In J. Samuel’s case it was a suit for specific performance of contract of sale in which at the stage of arguments an application for amendment in the plaint to incorporate readiness and willingness of the plaintiff to perform his part of the contract which is a mandatory requirement under section 16(c) of the Specific Relief Act was filed. Plea taken by the applicant was “type mistake”. In these facts it was held that omission of a specific plea mandatorily required by law to be incorporated in the plaint would amount to lack of due diligence.
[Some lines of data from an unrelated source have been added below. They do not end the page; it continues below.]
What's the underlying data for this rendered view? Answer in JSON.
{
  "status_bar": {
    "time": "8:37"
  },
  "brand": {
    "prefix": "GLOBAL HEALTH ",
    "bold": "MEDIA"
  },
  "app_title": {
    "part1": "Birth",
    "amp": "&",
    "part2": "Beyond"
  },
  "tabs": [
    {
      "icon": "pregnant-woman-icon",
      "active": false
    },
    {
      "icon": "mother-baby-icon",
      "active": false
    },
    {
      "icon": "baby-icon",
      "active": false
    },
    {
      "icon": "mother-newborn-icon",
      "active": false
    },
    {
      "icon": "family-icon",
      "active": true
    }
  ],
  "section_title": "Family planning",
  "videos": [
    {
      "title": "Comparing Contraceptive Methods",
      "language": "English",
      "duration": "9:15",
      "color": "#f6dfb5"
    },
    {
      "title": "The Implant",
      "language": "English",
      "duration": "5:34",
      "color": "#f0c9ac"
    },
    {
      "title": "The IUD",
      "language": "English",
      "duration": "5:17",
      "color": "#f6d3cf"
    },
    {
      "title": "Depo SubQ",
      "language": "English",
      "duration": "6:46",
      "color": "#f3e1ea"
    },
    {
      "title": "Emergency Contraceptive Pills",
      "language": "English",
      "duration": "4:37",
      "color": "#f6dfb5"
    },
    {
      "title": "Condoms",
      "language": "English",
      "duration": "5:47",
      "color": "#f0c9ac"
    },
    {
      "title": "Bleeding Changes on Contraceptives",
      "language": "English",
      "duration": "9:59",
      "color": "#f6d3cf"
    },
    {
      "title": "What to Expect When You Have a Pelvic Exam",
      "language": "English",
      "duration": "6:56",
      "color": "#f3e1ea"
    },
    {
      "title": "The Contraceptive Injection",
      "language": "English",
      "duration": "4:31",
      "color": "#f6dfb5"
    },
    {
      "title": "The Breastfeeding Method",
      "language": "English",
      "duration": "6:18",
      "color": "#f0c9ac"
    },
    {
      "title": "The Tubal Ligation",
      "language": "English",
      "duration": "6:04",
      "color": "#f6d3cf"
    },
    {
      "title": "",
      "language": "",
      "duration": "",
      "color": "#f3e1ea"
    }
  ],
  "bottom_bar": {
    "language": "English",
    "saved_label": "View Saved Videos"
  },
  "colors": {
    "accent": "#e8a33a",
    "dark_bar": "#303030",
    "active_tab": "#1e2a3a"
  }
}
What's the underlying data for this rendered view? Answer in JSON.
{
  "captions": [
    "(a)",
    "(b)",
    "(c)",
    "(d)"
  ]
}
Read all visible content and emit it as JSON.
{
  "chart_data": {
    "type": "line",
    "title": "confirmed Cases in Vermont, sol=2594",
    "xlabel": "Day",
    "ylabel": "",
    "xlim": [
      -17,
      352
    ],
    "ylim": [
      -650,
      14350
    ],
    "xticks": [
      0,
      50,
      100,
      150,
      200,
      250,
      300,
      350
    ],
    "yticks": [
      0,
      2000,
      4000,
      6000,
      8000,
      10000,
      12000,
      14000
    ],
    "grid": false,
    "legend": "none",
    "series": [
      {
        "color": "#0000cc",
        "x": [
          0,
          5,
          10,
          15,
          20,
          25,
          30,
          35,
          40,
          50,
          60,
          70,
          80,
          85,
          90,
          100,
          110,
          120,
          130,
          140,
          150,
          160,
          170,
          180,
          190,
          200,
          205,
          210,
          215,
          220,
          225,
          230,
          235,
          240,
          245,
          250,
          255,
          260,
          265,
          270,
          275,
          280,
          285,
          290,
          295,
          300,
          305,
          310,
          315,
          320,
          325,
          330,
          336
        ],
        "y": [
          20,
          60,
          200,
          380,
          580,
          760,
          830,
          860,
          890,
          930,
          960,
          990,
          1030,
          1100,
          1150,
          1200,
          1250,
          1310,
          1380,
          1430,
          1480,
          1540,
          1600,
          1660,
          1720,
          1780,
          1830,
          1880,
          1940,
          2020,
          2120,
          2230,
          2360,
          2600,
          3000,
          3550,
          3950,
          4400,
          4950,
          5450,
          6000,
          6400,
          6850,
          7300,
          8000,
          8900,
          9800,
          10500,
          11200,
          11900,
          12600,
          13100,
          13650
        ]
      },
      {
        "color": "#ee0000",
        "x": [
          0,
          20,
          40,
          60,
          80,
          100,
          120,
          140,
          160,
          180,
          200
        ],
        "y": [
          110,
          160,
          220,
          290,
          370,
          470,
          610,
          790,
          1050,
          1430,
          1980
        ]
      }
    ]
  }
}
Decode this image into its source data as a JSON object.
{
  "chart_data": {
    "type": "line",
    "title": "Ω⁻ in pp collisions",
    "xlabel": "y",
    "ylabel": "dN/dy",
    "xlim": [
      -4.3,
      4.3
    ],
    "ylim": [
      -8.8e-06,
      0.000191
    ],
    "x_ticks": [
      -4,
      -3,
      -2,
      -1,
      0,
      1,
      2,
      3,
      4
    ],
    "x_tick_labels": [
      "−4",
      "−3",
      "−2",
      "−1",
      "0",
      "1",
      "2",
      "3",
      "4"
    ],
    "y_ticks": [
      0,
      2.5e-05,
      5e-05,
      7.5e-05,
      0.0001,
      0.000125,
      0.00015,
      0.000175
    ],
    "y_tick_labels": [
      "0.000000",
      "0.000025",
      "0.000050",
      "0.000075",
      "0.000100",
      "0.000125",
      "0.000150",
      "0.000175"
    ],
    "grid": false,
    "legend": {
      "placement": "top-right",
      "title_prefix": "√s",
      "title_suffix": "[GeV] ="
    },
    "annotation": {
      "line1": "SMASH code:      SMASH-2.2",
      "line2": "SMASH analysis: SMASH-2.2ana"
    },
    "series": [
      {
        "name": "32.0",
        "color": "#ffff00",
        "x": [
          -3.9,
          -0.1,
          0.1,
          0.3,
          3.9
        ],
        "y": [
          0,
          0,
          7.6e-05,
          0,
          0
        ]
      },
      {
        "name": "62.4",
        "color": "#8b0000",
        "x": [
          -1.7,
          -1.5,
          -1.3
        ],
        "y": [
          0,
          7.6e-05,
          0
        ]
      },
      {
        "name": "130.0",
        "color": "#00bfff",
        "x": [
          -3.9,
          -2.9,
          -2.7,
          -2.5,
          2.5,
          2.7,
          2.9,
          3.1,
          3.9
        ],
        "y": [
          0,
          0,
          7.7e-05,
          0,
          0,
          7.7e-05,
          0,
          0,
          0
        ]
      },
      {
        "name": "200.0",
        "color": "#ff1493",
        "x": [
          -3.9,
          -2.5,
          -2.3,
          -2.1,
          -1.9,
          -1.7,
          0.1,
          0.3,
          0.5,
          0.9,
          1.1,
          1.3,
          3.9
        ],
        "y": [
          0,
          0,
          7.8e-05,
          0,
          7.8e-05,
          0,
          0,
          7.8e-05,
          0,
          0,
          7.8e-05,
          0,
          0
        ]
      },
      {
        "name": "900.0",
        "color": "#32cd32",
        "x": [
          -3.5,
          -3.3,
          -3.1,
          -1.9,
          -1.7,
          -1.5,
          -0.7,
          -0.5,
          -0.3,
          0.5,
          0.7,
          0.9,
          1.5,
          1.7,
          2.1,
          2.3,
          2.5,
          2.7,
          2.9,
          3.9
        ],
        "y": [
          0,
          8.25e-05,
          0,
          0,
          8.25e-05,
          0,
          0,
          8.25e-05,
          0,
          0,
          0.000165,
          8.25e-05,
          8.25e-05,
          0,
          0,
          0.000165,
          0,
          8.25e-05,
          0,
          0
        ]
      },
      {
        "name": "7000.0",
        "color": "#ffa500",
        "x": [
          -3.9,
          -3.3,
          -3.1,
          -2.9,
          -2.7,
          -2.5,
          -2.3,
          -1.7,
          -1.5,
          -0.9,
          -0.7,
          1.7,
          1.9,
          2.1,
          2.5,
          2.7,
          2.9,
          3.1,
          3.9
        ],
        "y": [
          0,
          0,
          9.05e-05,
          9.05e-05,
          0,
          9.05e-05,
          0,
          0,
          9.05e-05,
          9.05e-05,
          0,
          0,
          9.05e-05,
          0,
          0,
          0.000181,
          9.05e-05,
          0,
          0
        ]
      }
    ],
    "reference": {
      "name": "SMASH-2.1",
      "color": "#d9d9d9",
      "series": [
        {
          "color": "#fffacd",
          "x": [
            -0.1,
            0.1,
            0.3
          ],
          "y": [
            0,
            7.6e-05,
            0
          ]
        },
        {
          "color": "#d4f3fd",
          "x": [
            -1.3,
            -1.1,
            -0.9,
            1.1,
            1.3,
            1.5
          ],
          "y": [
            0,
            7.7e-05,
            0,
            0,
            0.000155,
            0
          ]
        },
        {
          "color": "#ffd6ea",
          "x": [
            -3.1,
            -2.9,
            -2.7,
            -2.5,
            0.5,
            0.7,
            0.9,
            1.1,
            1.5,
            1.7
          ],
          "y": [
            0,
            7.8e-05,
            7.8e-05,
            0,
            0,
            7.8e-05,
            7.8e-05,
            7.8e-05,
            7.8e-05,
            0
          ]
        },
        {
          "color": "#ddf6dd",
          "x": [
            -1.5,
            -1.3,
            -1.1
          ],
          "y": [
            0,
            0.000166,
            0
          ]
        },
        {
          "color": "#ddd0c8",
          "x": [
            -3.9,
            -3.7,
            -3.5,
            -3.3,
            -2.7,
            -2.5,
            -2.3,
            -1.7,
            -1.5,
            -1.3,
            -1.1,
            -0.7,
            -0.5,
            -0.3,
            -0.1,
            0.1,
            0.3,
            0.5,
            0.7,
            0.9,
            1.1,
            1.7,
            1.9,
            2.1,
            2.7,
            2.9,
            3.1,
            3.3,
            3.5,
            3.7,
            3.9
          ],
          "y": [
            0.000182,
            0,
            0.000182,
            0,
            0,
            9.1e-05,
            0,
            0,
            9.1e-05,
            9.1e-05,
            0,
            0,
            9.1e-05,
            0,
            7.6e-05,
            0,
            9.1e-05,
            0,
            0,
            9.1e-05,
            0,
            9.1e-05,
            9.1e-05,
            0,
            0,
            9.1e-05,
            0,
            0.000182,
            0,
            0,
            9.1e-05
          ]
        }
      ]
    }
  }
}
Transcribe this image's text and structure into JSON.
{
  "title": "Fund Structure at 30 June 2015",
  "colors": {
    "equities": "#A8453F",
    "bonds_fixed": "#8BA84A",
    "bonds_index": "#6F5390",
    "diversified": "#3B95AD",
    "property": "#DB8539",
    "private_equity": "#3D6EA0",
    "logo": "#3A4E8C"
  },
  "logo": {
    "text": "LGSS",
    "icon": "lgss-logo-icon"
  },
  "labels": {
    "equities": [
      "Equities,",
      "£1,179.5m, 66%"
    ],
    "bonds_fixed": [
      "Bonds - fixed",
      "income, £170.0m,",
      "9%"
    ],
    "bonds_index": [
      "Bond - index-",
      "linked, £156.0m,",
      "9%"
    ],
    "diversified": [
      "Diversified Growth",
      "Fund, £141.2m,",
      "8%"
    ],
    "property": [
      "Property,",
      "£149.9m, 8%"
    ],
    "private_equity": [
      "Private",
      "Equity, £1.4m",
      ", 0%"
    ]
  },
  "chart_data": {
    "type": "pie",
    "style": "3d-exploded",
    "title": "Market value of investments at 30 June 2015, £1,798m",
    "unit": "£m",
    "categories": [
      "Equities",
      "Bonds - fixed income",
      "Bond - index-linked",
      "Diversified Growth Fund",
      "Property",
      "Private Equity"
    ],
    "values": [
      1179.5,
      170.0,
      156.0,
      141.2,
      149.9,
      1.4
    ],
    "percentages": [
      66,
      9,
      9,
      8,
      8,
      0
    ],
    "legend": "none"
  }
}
The Supreme Court has observed that, “….. the act of neglecting to perform an action which one has an obligation to do cannot be called as a typographical error.” 13. In the background of the aforesaid facts, when legality of the impugned order dated 20.03.2006 is examined, I find that the trial Judge has not committed any error by permitting amendment in the plaint. 14. In view of the fact that the eviction suit was instituted more than 30 years back, the trial Judge is directed to dispose of Eviction Suit No.32 of 1987 within a period of six months. Parties shall not be granted any adjournment but for just excuse for which an appropriate application accompanied with document, if any, shall be filed. If for any reason extension of time beyond six months is required, an appropriate application shall be moved before this Court. 15. The writ petition is dismissed. Interim Order dated 13.07.2006 stands vacated.